Academic outcomes in New York City’s district high schools are clearly related to the academic achievement of students before they leave middle school. Much-discussed differences in the racial and socioeconomic characteristics in different high schools derive from the academic sorting that goes on in citywide high school admissions.

Mayor de Blasio’s priority is to change the racial composition of the student body in the city’s specialized high schools. Under the current rules, their students are unique in terms of their academic achievements prior to high school, their SHSAT scores, their high attendance rates while in high school, and their postgraduate college enrollment. Will a change in the admissions policies of the specialized high schools lead to higher achievements of the students who would gain admission under any new scheme? Research from other cities, though not definitive, suggests that it won’t. The reputation of, and high esteem accorded to, New York City’s most selective schools may be largely a function of the uniquely qualified students who attend them. Other students may not necessarily benefit from admission to them. New York’s specialized high schools, moreover, are not the only game in town for those seeking a quality education. There are, for example, a group of 45 high schools just below the specialized high schools in terms of selectivity.
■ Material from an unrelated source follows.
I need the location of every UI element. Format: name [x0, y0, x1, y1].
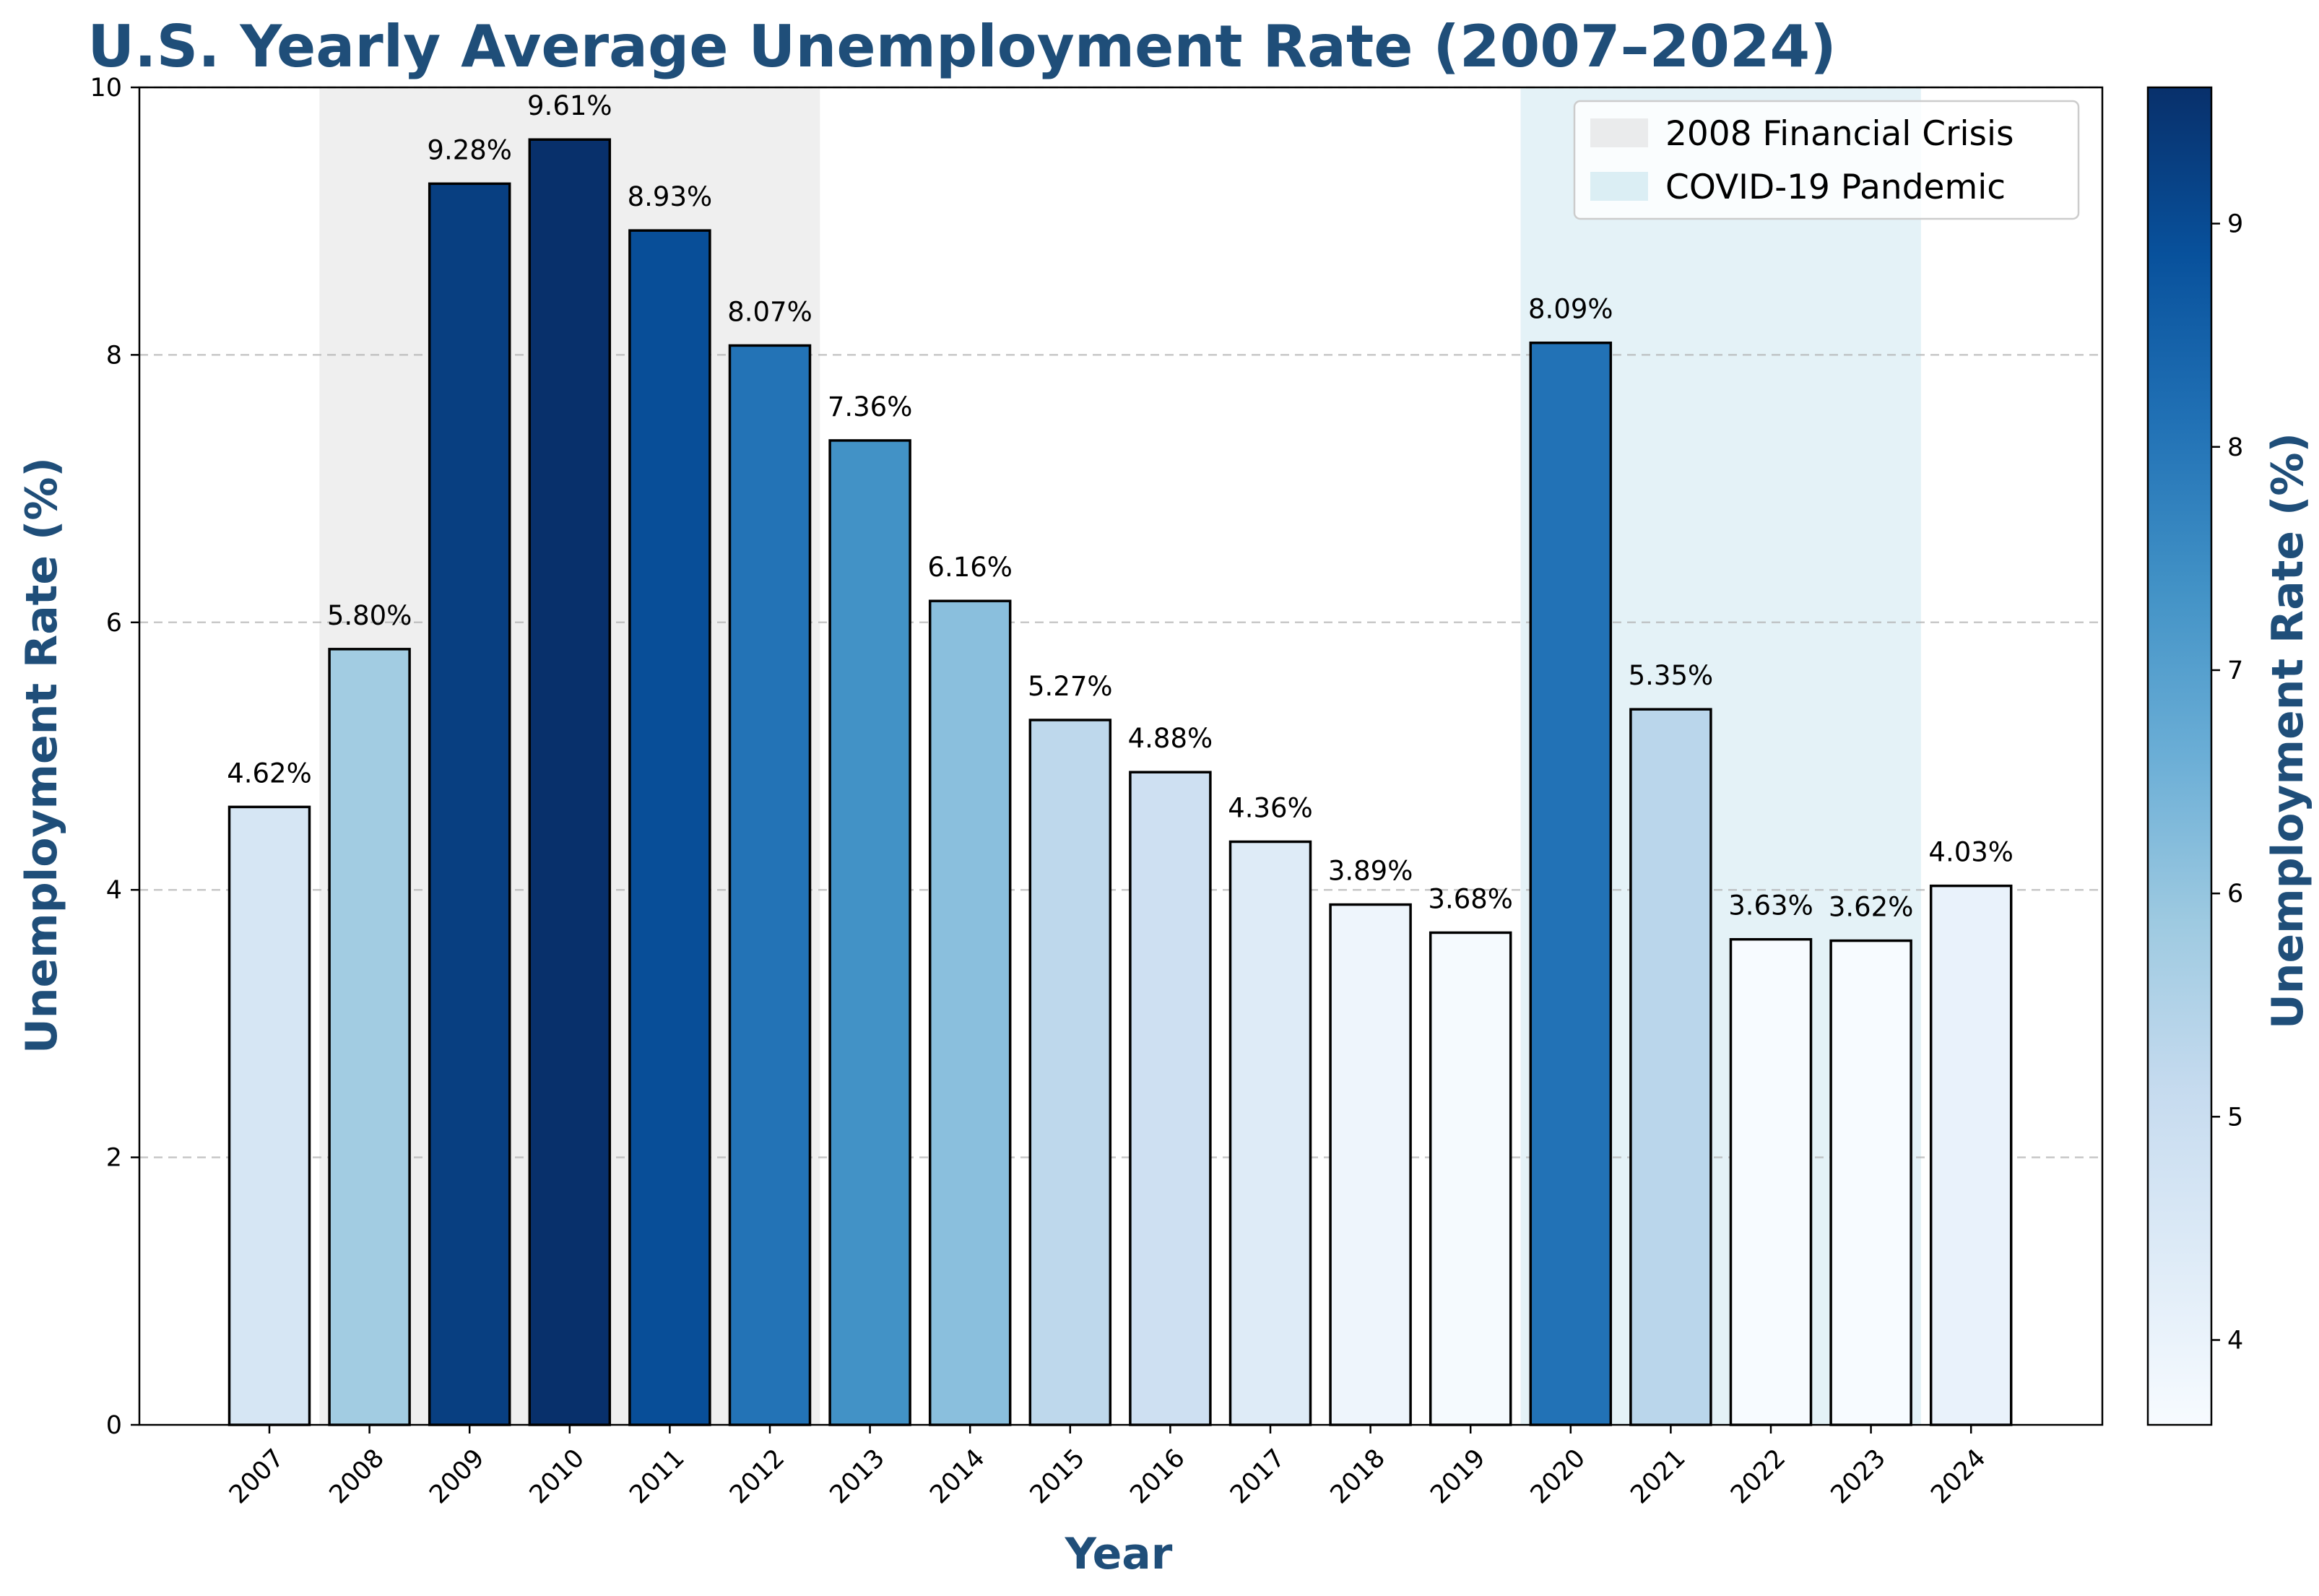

While they serve Asian and white students in higher proportions than the city averages, they do serve a greater percentage of black and Hispanic students than do the specialized high schools.

Of these 45 high schools from this report’s group 1 and 2, the 23 in Figure 8 meet three criteria: at least 40% of their students are black or Hispanic; their students attain a college-readiness index of 85%; and students have very high graduation rates, averaging almost 98%. These schools are not “top level”—but they are fertile ground for curriculum and program upgrades to raise their students to the highest levels of achievement.

High schools in the lowest two quintiles (in terms of their students’ entering test scores) serve a population that is almost exclusively black and Hispanic. Some graduate with academic achievements that might prepare them for college; most do not. It is not unreasonable to ask, in light of the mayor’s desire to increase the educational opportunities for the city’s black and Hispanic students, whether more attention should be given to raising the standards of these schools, and perhaps closing more of them. It is also not unreasonable to ask if the school system, as well as the state, might offer more programs aimed at career and workforce preparation for students whose middle school records indicate that they face very long odds in attaining college preparedness in high school.

It is certainly within the mayor’s authority and responsibility to raise questions about fairness within the school system. But his very narrow focus on the city’s eight specialized high schools ignores the opportunities for minority students by expanding and improving those high schools whose racially diverse students are already performing at high levels.